Oracle, Sun, Apple and several other companies that have been discussing stripped-down, $500 machines optimized to function as Internet terminals may find their idea made obsolete as fully configured computers drop in price.
These price declines will be accompanied by a relative decline in the importance of the PC--and of Intel and Microsoft as the key standard bearers of the industry. If the “network is the computer,” as the new mantra goes, then it is the companies providing Internet and other network services as well as content over that network that will gain in importance at the expense of the “wintel” alliance.
There are already signs Microsoft’s role as the dominant force in the industry is waning. Although regulators threatened to stop delivery of Windows 95 because it used the software for Microsoft’s new online service, for example, the issue became moot when both Windows 95 and the online service got off to a slow start.

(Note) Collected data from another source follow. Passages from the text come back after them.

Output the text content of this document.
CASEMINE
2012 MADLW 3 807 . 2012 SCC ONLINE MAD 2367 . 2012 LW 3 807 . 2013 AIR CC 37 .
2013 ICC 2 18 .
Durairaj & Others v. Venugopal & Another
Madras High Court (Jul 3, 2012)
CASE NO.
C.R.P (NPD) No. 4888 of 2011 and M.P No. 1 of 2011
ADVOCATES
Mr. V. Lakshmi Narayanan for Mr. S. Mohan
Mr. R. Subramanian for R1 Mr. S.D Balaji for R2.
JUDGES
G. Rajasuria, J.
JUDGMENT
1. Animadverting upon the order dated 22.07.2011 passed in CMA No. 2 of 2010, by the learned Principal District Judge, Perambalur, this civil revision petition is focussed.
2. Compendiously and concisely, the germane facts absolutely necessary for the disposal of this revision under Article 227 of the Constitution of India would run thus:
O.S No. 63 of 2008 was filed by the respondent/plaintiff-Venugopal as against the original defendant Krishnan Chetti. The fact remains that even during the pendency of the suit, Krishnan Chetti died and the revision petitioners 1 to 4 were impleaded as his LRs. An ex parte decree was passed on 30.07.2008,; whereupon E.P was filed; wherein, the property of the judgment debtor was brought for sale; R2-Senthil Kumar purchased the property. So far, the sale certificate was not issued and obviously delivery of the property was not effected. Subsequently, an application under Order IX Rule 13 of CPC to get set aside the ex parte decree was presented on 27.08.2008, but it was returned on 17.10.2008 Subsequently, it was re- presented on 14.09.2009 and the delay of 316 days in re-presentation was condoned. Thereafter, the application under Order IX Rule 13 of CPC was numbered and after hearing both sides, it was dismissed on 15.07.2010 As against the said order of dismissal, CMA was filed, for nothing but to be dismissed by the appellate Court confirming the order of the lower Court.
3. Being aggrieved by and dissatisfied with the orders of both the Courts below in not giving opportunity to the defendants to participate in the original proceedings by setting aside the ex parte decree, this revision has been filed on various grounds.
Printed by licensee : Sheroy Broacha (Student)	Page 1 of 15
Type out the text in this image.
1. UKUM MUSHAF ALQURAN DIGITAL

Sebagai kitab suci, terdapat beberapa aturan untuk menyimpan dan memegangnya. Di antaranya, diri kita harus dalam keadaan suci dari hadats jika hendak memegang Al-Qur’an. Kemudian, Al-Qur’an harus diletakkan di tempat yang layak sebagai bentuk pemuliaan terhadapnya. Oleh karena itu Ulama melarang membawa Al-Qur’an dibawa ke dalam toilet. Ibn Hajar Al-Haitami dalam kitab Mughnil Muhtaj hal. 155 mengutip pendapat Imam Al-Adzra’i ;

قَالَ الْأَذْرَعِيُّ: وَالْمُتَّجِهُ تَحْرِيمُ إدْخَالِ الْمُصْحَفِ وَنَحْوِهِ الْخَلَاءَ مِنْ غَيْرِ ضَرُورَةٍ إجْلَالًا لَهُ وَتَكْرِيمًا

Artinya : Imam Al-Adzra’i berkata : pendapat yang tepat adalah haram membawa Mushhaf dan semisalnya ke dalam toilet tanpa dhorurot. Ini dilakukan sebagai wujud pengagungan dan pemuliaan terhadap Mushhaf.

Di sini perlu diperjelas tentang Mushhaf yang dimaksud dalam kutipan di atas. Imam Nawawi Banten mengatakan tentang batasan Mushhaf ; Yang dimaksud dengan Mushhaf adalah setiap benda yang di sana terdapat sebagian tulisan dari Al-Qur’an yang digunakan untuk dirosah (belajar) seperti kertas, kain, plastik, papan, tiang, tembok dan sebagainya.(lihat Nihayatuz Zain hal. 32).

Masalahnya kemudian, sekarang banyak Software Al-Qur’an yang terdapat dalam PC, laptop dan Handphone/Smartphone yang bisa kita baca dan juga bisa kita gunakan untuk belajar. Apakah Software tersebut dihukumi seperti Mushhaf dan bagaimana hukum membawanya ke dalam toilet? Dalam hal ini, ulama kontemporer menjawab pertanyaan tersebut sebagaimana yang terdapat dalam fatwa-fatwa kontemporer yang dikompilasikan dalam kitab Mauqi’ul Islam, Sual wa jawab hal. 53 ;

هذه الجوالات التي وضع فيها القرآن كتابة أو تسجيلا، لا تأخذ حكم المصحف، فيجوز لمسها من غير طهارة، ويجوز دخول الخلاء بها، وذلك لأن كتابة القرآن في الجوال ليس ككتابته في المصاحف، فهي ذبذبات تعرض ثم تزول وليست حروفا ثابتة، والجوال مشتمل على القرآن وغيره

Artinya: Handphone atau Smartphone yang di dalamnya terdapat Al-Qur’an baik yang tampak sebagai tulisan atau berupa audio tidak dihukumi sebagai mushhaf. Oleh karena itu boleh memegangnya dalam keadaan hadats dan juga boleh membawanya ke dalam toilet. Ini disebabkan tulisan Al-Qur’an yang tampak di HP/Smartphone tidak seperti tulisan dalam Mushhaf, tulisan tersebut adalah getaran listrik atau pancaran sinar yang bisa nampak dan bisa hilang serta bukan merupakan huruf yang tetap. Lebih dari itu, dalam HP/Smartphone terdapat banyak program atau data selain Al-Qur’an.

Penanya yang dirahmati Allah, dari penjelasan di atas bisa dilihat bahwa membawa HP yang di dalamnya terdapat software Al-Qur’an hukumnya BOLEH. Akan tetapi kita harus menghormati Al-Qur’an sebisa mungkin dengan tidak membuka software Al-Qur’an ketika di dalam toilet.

There will also be more consolidation in the multimedia software business in 1996 as small companies find it difficult--if not impossible--to gain access to space on retailers’ crowded shelves.
Ironically, the shift in power from the machine to the network will continue to give new life to several of the older players in the computer business.
IBM, with its acquisition of Lotus, has a shot of overhauling its old emphasis on “iron” and becoming a powerful marketer of network services, playing on Lotus’ popular Notes program and IBM’s close ties to large corporations.
Conspicuously absent from the PC wars in recent years have been the Asian companies that have dominated past generations of mass produced electronic merchandise. That could change as companies such as Acer and Sony emerge. Their challenge? Making PCs easier and cheaper for the millions of people who have neither the time nor the money for the PCs of today.